Miller was pleasantly surprised at the conference when the professionals around them weren’t condescending but rather accepting of her and Dygert as if they were graduates and practicing professionals.
“They let us be around all sorts of people… We sat in on all of these different events about new up-and-coming medications and small ways to prevent adverse reactions before they can happen,” Miller said. She learned that with most chemotherapy it’s possible to know an adverse reaction is coming and patients can be prepared in.advance. At the conference Miller also got to speak with Buddy Carter, a U. S. Representative from Georgia who is also a pharmacist.
“We really started figuring it out as we went, because it was new. It didn’t exist before,” Miller said of the new student organization. “We were only two students and we got to collaborate with all of these professionals and actually do something that was related to the profession that we would continue to do when we graduated instead of just doing student tasks that were separated from the industry.”
When NCODA began publishing their magazine, an article about Miller and her mom appeared in the second edition.
Miller hopes to do a two year oncology residency, then become an oncology pharmacist. Due to her work as APHA policy VP, she is also considering more future involvement in congressional healthcare work.

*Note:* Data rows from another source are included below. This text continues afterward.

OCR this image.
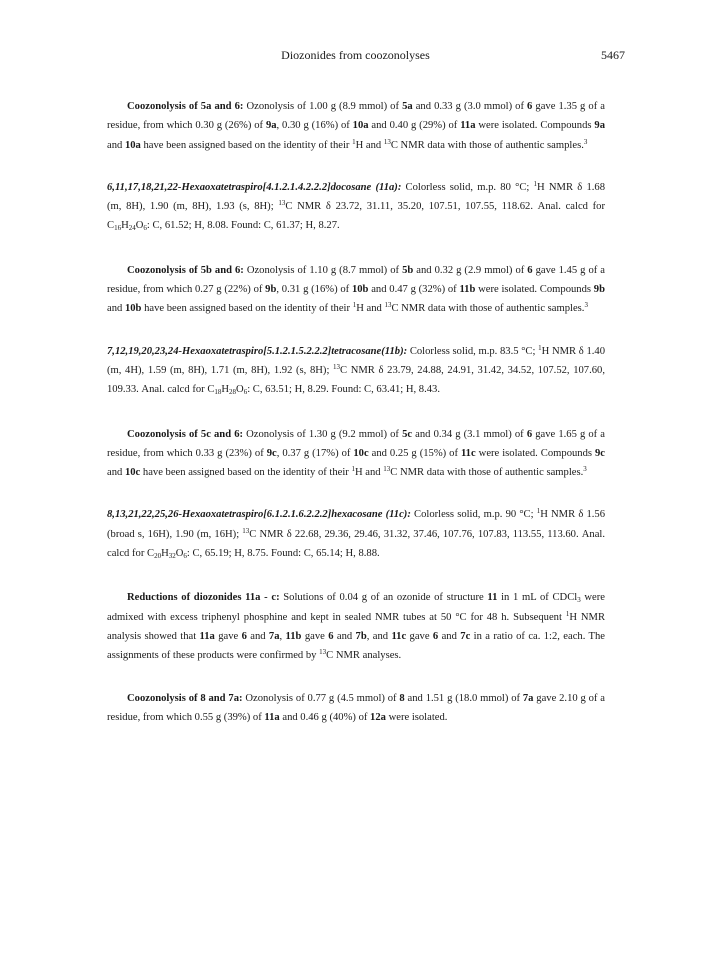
Diozonides from coozonolyses	5467

Coozonolysis of 5a and 6: Ozonolysis of 1.00 g (8.9 mmol) of 5a and 0.33 g (3.0 mmol) of 6 gave 1.35 g of a residue, from which 0.30 g (26%) of 9a, 0.30 g (16%) of 10a and 0.40 g (29%) of 11a were isolated. Compounds 9a and 10a have been assigned based on the identity of their $^1$H and $^{13}$C NMR data with those of authentic samples.$^3$

6,11,17,18,21,22-Hexaoxatetraspiro[4.1.2.1.4.2.2.2]docosane (11a): Colorless solid, m.p. 80 °C; $^1$H NMR δ 1.68 (m, 8H), 1.90 (m, 8H), 1.93 (s, 8H); $^{13}$C NMR δ 23.72, 31.11, 35.20, 107.51, 107.55, 118.62. Anal. calcd for $C_{16}H_{24}O_6$: C, 61.52; H, 8.08. Found: C, 61.37; H, 8.27.

Coozonolysis of 5b and 6: Ozonolysis of 1.10 g (8.7 mmol) of 5b and 0.32 g (2.9 mmol) of 6 gave 1.45 g of a residue, from which 0.27 g (22%) of 9b, 0.31 g (16%) of 10b and 0.47 g (32%) of 11b were isolated. Compounds 9b and 10b have been assigned based on the identity of their $^1$H and $^{13}$C NMR data with those of authentic samples.$^3$

7,12,19,20,23,24-Hexaoxatetraspiro[5.1.2.1.5.2.2.2]tetracosane(11b): Colorless solid, m.p. 83.5 °C; $^1$H NMR δ 1.40 (m, 4H), 1.59 (m, 8H), 1.71 (m, 8H), 1.92 (s, 8H); $^{13}$C NMR δ 23.79, 24.88, 24.91, 31.42, 34.52, 107.52, 107.60, 109.33. Anal. calcd for $C_{18}H_{28}O_6$: C, 63.51; H, 8.29. Found: C, 63.41; H, 8.43.

Coozonolysis of 5c and 6: Ozonolysis of 1.30 g (9.2 mmol) of 5c and 0.34 g (3.1 mmol) of 6 gave 1.65 g of a residue, from which 0.33 g (23%) of 9c, 0.37 g (17%) of 10c and 0.25 g (15%) of 11c were isolated. Compounds 9c and 10c have been assigned based on the identity of their $^1$H and $^{13}$C NMR data with those of authentic samples.$^3$

8,13,21,22,25,26-Hexaoxatetraspiro[6.1.2.1.6.2.2.2]hexacosane (11c): Colorless solid, m.p. 90 °C; $^1$H NMR δ 1.56 (broad s, 16H), 1.90 (m, 16H); $^{13}$C NMR δ 22.68, 29.36, 29.46, 31.32, 37.46, 107.76, 107.83, 113.55, 113.60. Anal. calcd for $C_{20}H_{32}O_6$: C, 65.19; H, 8.75. Found: C, 65.14; H, 8.88.

Reductions of diozonides 11a - c: Solutions of 0.04 g of an ozonide of structure 11 in 1 mL of CDCl$_3$ were admixed with excess triphenyl phosphine and kept in sealed NMR tubes at 50 °C for 48 h. Subsequent $^1$H NMR analysis showed that 11a gave 6 and 7a, 11b gave 6 and 7b, and 11c gave 6 and 7c in a ratio of ca. 1:2, each. The assignments of these products were confirmed by $^{13}$C NMR analyses.

Coozonolysis of 8 and 7a: Ozonolysis of 0.77 g (4.5 mmol) of 8 and 1.51 g (18.0 mmol) of 7a gave 2.10 g of a residue, from which 0.55 g (39%) of 11a and 0.46 g (40%) of 12a were isolated.
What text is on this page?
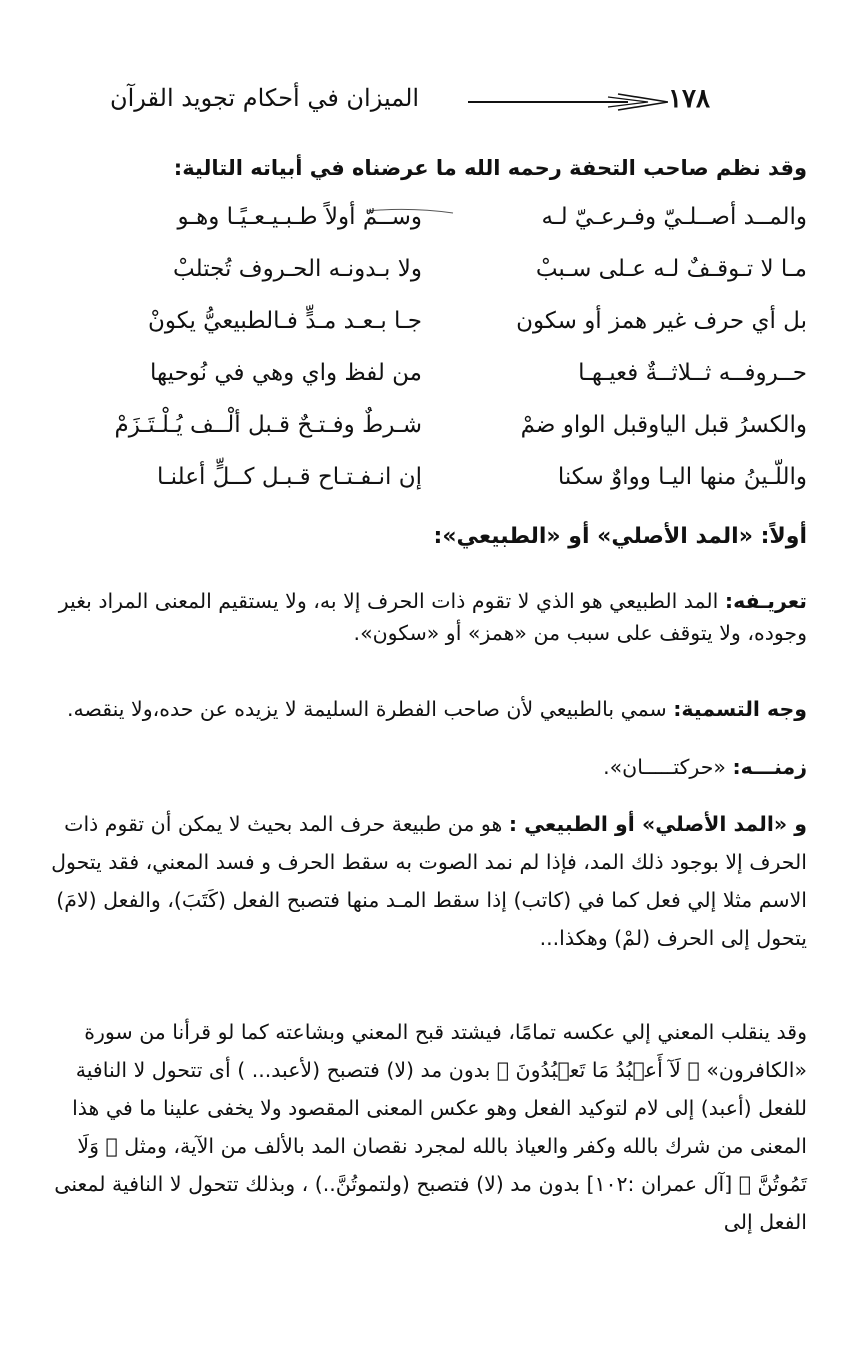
١٧٨
الميزان في أحكام تجويد القرآن
وقد نظم صاحب التحفة رحمه الله ما عرضناه في أبياته التالية:
والمــد أصــلـيّ وفـرعـيّ لـه
وســمّ أولاً طـبـيـعـيًـا وهـو
مـا لا تـوقـفٌ لـه عـلى سـببْ
ولا بـدونـه الحـروف تُجتلبْ
بل أي حرف غير همز أو سكون
جـا بـعـد مـدٍّ فـالطبيعيُّ يكونْ
حــروفــه ثــلاثــةٌ فعيـهـا
من لفظ واي وهي في نُوحيها
والكسرُ قبل الياوقبل الواو ضمْ
شـرطٌ وفـتـحٌ قـبل ألْــف يُـلْـتَـزَمْ
واللّـينُ منها اليـا وواوٌ سكنا
إن انـفـتـاح قـبـل كــلٍّ أعلنـا
أولاً: «المد الأصلي» أو «الطبيعي»:
تعريـفه: المد الطبيعي هو الذي لا تقوم ذات الحرف إلا به، ولا يستقيم المعنى المراد بغير وجوده، ولا يتوقف على سبب من «همز» أو «سكون».
وجه التسمية: سمي بالطبيعي لأن صاحب الفطرة السليمة لا يزيده عن حده،ولا ينقصه.
زمنـــه: «حركتـــــان».
و «المد الأصلي» أو الطبيعي : هو من طبيعة حرف المد بحيث لا يمكن أن تقوم ذات الحرف إلا بوجود ذلك المد، فإذا لم نمد الصوت به سقط الحرف و فسد المعني، فقد يتحول الاسم مثلا إلي فعل كما في (كاتب) إذا سقط المـد منها فتصبح الفعل (كَتَبَ)، والفعل (لامَ) يتحول إلى الحرف (لمْ) وهكذا...
وقد ينقلب المعني إلي عكسه تمامًا، فيشتد قبح المعني وبشاعته كما لو قرأنا من سورة «الكافرون» ﴿ لَآ أَعۡبُدُ مَا تَعۡبُدُونَ ﴾ بدون مد (لا) فتصبح (لأعبد... ) أى تتحول لا النافية للفعل (أعبد) إلى لام لتوكيد الفعل وهو عكس المعنى المقصود ولا يخفى علينا ما في هذا المعنى من شرك بالله وكفر والعياذ بالله لمجرد نقصان المد بالألف من الآية، ومثل ﴿ وَلَا تَمُوتُنَّ ﴾ [آل عمران :١٠٢] بدون مد (لا) فتصبح (ولتموتُنَّ..) ، وبذلك تتحول لا النافية لمعنى الفعل إلى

Her advice for anyone considering pharmacy or other medical study is to sit in on actual classes, meet more than just the trained tour guide students, and try to get a feel for the demand.
“It is a lifestyle change you should be aware of,” she said. Secondly, Miller recommends finding your “why.” She comments, “When the climb gets steeper, you won’t make it unless you know what’s at the top. Unless you know ‘why’ you’re climbing to begin with. Find your ‘why,’ put God first, and you will reach the peak you strive to.”
Miller’s pharmacy school studies were interrupted recently after she was injured in an automobile accident with a transfer truck. Recovery has been slow, but she hopes to get back on track in the spring. She currently lives in New York City and has transferred to Albany College of Pharmacy and Health Sciences where she plans to continue her education.